Now, when you encounter a cuisine you don’t understand—menus full of words that look like someone smashed a keyboard in a fit of emotion—you have two choices. You can panic and order something safe. Or you can do the far braver, far wiser thing:

 

You tell the server, “We have no idea what we’re doing. Please help.”

 

That is what we did.

 

The server smiled. A smile that said, I have been waiting for you. And moments later, two dishes arrived that would alter the course of my culinary life.

 

First: Khachapuri.

 

Khachapuri is not food. Khachapuri is a concept. A philosophy. A cheese-based emotional support system.

 

Imagine bread. Flat bread. Now imagine that bread has been hollowed out and filled with an irresponsible amount of molten cheese. Now imagine that someone cracked an egg into the middle of this cheese lava, added a heroic slab of butter.

 

Are you imagining it?

 

You tear off the crust, stir the egg and butter into the cheese like you’re performing a sacred ritual, and then scoop. It is obscene. It is perfect. It is what would happen if a pizza and a fondue had a beautiful, reckless child and raised it with no rules.

 

I took one bite and immediately understood two things:

 

1.     I had been living my life incorrectly.

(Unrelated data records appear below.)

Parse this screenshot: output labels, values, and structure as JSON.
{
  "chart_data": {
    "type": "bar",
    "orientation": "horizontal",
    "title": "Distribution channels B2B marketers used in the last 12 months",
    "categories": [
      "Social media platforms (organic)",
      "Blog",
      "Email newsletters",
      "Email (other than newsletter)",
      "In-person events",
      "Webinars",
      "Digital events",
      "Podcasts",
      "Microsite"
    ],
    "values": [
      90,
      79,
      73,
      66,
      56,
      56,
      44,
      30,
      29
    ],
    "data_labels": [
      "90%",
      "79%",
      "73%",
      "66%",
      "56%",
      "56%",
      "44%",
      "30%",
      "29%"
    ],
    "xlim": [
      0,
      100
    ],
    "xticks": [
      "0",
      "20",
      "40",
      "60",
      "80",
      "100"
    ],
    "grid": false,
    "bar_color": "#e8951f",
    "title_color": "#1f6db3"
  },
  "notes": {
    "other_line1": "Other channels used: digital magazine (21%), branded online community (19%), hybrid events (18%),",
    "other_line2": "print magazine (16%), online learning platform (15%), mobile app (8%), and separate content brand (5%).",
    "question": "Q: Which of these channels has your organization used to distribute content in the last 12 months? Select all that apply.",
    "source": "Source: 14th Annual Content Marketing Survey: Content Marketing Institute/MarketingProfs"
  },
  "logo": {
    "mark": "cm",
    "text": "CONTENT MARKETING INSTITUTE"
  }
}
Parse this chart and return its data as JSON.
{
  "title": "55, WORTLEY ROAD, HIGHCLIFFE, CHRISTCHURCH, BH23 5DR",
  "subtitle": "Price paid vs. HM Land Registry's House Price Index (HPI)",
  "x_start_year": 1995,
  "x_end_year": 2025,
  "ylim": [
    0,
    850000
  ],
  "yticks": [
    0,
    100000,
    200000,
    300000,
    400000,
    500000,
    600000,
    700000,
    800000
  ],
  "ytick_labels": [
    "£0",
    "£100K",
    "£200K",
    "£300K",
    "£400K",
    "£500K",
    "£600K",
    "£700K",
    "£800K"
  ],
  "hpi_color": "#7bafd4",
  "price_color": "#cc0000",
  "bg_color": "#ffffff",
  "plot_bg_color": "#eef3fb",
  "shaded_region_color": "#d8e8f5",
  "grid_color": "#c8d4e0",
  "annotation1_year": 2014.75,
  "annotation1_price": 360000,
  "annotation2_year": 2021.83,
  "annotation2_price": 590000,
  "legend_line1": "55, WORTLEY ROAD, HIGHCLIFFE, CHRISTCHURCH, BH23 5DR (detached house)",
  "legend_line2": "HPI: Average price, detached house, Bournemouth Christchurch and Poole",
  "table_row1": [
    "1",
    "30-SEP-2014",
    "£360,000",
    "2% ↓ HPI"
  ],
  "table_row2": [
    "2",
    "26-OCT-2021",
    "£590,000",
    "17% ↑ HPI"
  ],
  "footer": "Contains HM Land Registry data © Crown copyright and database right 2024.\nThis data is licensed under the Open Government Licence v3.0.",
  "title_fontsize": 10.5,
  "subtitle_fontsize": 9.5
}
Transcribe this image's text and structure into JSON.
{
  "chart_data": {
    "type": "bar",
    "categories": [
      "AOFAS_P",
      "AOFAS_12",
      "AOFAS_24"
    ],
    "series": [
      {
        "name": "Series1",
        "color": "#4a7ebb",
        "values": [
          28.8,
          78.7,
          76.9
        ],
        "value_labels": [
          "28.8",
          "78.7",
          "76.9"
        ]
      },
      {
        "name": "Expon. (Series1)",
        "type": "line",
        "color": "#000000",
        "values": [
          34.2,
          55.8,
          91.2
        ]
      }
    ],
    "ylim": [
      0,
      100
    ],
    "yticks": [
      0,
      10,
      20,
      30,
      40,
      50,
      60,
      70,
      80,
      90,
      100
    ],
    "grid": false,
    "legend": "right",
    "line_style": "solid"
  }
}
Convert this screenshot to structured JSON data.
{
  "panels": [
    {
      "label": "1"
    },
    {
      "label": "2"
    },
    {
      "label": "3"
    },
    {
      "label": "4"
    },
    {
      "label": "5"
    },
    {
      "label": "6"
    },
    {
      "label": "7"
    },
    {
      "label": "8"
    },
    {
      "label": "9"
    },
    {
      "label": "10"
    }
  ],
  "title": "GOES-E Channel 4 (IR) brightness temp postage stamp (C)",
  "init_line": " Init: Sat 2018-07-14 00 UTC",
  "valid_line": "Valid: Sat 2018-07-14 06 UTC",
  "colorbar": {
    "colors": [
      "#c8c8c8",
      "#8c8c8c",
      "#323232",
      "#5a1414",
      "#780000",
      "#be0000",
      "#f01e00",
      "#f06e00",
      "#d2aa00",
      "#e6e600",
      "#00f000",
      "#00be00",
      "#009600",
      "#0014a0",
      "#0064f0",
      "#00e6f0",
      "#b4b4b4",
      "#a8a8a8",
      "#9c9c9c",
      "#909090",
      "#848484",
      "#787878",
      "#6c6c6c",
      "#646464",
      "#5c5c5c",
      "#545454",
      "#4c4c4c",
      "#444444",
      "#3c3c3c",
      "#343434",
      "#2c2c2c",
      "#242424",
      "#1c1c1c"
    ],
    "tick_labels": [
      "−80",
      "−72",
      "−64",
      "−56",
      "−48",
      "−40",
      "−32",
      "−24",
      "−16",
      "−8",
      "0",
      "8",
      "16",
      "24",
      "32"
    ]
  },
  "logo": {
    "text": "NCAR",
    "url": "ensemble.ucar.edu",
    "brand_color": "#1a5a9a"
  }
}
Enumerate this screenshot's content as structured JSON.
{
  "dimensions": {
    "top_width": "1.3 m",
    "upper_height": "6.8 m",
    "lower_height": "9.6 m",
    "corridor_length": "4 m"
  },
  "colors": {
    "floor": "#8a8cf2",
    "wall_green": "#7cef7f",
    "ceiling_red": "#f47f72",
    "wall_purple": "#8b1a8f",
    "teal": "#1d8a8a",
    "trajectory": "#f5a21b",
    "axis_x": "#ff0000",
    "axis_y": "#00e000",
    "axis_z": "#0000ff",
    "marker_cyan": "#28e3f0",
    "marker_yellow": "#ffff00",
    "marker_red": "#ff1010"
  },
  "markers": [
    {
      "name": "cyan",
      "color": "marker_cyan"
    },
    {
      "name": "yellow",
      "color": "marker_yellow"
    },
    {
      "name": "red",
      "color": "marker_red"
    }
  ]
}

2.     I would never emotionally recover from this. And that was a good thing.

 


Then came Khinkali.

Steamed dumplings in a brown dish on a table, with a glass of green juice and a green jug in the background. Relaxed dining setting.
Khinkali

 

Khinkali are large Georgian dumplings, cousins to Chinese soup dumplings—one of my favorite foods in the world. They are plump, pleated, and filled with meat and broth, designed to be eaten carefully lest you wear the contents like a regret.

 

You pick them up by the little dough handle on top. You bite a small hole. You slurp the broth. You then eat the rest. If you do this incorrectly, the dumpling will punish you. This is not negotiable.

 

They were very good. Not khachapuri good. Not xiaolongbao-level transcendence. But very, very good. Comforting. Hearty. Earnest. Like a dumpling that wants you to have a nice day.

 

And just like that, we learned something important:

 

Georgian food is a thing.

 

A very good thing.

 

From that moment on, we became accidental Georgian food missionaries. We ate Georgian food for the first time in Osh. Then again in Bishkek. Then in Almaty. If there was Georgian food within striking distance, we were there, chasing that first khachapuri high like fools.

 

And then we came home to Hawaii.

 

A place with many wonderful foods. Many diverse cuisines. Many things to love.

 

And absolutely no Georgian restaurants.

 

No khachapuri.

 

No khinkali.

 

No easy access to the ingredients required to make a passable version at home.

 

I walk through grocery stores now, haunted. I see bread. I see cheese. I know they are inadequate. I think about Georgia the way one thinks about a former love who lives very far away and never texts.

 

I didn’t go to Osh looking for Georgian food. I didn’t even know it existed. But now it lives rent-free in my head, unavailable and irreplaceable—because travel didn’t just show me a new place, it introduced me to a joy I can’t have anymore, and so now . . . I am sad.